Chroniques

par bertrand bolognesi

récital Nora Gubisch
accompagnée par Alain Altinoglu

Théâtre du Châtelet, Paris
- 17 octobre 2003
Le mezzo-soprano Nora Gubisch
© dr

Depuis quelques années déjà, le jeune mezzo-soprano Nora Gubisch s’impose comme une voix avec laquelle il faut compter. Nous l’avions entendue dans l’Olga d’Onéguine à Tours, pour commencer, puis dans le rôle-titre de Juditha Triumphans, l’oratorio de Vivaldi, et c’est finalement en Salammbô qu’elle fit ses débuts sur la scène de l’Opéra de Paris, dans la création éponyme de Philippe Fénelon. Avec plaisir, nous la retrouvons régulièrement, que ce soit dans Háry János de Kodályà Montpellier l’an dernier ou encore dans Il-li-ko de Dusapin en janvier 2002, ici même.

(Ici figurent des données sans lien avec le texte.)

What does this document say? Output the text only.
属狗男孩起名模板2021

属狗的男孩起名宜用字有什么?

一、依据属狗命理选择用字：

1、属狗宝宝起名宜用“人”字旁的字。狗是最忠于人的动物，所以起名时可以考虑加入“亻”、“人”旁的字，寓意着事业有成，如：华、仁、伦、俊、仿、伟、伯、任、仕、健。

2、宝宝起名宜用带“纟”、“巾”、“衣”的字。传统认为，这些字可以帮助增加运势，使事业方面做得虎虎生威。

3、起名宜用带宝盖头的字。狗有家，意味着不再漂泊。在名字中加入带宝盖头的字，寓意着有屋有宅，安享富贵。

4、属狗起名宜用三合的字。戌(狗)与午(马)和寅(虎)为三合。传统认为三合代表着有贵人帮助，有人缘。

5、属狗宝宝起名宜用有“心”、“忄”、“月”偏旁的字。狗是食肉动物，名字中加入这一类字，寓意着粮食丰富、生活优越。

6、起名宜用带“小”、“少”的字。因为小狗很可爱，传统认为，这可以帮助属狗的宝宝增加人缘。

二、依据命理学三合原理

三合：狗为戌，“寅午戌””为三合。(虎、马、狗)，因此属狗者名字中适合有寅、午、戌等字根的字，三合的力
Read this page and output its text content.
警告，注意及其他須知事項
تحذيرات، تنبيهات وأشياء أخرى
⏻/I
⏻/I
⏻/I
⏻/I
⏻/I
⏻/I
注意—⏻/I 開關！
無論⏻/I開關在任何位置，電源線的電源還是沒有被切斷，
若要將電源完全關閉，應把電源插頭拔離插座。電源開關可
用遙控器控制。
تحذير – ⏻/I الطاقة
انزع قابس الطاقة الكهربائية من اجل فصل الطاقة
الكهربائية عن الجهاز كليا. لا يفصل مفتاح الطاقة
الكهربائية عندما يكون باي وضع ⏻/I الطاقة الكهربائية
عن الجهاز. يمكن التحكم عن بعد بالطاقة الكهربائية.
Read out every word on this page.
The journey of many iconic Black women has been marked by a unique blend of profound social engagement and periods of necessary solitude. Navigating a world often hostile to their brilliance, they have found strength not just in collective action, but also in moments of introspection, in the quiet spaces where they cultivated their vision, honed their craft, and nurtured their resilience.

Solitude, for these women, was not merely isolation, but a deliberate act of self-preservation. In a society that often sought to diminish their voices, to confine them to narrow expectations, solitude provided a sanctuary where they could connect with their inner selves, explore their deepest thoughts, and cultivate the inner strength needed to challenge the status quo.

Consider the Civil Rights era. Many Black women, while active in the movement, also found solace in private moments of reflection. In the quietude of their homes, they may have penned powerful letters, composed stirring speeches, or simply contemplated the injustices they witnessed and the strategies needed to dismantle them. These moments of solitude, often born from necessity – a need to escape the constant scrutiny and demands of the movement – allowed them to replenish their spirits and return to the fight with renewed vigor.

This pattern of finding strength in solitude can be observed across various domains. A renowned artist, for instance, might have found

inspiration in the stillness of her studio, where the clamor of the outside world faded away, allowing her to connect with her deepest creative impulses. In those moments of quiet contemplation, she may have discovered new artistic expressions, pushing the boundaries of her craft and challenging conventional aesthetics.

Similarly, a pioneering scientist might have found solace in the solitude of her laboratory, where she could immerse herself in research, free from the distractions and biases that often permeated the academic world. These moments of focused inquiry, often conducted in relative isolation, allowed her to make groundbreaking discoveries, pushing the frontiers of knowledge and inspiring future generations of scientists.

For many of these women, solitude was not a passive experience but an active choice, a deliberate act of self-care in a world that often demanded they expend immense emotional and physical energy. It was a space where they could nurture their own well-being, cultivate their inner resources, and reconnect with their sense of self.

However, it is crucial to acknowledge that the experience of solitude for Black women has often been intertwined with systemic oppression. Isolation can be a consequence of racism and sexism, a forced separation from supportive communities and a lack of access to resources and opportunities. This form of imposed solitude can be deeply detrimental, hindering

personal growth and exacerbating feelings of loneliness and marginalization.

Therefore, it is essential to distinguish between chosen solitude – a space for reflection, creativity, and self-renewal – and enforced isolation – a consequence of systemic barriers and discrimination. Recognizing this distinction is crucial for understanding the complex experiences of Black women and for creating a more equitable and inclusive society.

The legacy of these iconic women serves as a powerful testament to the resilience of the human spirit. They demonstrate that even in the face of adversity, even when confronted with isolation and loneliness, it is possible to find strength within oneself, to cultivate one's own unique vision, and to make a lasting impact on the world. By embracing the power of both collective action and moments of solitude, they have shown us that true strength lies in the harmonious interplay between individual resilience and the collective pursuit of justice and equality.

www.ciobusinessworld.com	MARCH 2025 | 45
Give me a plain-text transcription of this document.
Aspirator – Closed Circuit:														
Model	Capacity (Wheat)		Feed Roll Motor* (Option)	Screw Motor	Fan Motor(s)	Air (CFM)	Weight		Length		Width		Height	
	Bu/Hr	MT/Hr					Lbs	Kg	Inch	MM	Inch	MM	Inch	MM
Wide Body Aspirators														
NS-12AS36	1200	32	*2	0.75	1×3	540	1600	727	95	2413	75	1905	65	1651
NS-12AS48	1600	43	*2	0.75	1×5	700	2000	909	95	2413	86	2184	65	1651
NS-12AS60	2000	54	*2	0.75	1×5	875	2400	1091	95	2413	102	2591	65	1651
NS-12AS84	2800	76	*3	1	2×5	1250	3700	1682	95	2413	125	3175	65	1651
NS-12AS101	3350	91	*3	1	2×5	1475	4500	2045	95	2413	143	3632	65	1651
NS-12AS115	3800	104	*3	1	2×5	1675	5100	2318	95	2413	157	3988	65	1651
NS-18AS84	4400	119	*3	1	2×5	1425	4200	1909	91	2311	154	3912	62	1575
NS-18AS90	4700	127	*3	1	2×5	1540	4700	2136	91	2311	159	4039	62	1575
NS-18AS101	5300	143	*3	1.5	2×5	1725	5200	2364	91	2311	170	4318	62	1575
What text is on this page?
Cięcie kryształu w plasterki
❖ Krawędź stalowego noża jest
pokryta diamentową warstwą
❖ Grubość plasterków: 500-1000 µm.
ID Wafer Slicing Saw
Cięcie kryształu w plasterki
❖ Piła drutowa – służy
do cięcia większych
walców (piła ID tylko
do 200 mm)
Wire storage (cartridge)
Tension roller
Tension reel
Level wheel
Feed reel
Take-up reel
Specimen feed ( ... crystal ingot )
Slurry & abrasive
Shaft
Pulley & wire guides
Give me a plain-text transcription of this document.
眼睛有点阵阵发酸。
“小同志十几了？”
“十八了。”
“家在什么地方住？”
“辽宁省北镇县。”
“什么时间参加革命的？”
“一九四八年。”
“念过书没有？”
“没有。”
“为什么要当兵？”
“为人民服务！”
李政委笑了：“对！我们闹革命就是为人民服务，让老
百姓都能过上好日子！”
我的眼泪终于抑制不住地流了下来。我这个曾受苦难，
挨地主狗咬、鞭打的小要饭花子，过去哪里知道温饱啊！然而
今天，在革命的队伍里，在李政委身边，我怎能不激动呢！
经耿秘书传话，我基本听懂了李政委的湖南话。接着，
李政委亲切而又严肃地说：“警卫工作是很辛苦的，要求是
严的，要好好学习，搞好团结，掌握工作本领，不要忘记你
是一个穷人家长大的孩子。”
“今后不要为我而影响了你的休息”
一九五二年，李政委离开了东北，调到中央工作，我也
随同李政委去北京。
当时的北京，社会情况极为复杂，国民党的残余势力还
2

Les Midis musicaux du Châtelet l’accueillent aujourd’hui pour un récital au programme dense.

Ce moment s’ouvre avec les Wesendonck Lieder que Richard Wagner composait en 1857 à Zürich et dont quelques-uns esquissent certains passages de Tristan. Le premier, Der Engel, est plutôt maladroitement donné, sans effort de nuances, toujours exclusivement vocal, et accuse de curieux aléas de tempo. Stehe still fonctionne plus, avec un chant sensible et mieux maîtrisé après la première confrontation au public si rapproché du foyer. Cependant, là encore, le temps s’avère étrangement élastique. Au piano, le chef Alain Altinoglu, qui déjà alourdissait le postlude du premier, étire jusqu’à plus soif l’ultime phrase du deuxième Lied. En revanche, il propose une lecture intéressante d’Im Treibhaus, énigmatique dès les premières mesures, retenue, attentive et parfaitement mesurée, jusqu’à l’entrée de la voix qui bouleverse ce bel équilibre et bouscule le rythme sans vergogne. Outre cette révolution, la chanteuse surenchérit d’effets volontiers grandiloquents, gonflant son vibrato à outrance, parfois jusqu’à la fausse note. Pour finir, le piano retrouve le dosage subtil du prélude, dans une belle sonorité. Schmerzen est d’un bout à l’autre crié, tandis que Träume bénéficie d’une approche enfin musicale, expressive, quoiqu’un peu tirée vers le théâtre. Dans l’ensemble, les vagues que subit le tactusgénèrent une version presque vulgaire, plus proche du cabaret que du boudoir de Mathilde.

Le nuage s’éloigne...
Si son interprétation de Wagner déçoit, celle que Nora Gubisch offre des Trois chansons de Bilitis charme aisément. Le piano est fidèle, nuancé et expressif, le style merveilleusement maîtrisé. La flûte de Pan plante le décor symboliste que l’on sait pour qu’une Chevelure exquise vienne séduire l’auditeur. Les phrases en sont à peine psalmodiées, dans un respect scrupuleux des indications de la partition, et généreusement prononcées grâce à une diction d’une intelligibilité stupéfiante. Cette page se referme avec les mystères attendris du Tombeau des Naïades. C’est comme cela qu’on aime Nora Gubisch : fiable, sensible, efficace et musicienne.

Pour finir, l’on entend une lecture intelligente et joliment travaillée des Lieder Op.2 d’Alban Berg. L’artiste rend un hommage attentif au sombre romantisme du poème d’Hebbel, Dem Schmerz sein Recht, rebaptisé par le compositeur Schlafen, Schlafen. Elle présente l’univers particulier de Der Gluhende, le recueil poétique de l’expressionniste Mombert duquel Berg retiendra trois textes pour son opus. Ces pages sont d’une noirceur difficile à défendre et arborent une écriture complexe qui nécessite une précision exemplaire. Nora Gubisch fait de ces difficultés un avantage, s’ingéniant à rendre évidente l’accentuation viennoise du dire. Le piano se montre cependant trop brutal, confondant volontiers contraste et heurt (cela dit, cette violence vaudra mieux que les mièvreries d’une interprétation entendue il y peu à Radio France). Sans doute les tourments de l’Opus 2 et les exquises délices de Bilitis garderont-ils une place dans la mémoire de tous ceux qui assistèrent aujourd’hui à leur exécution.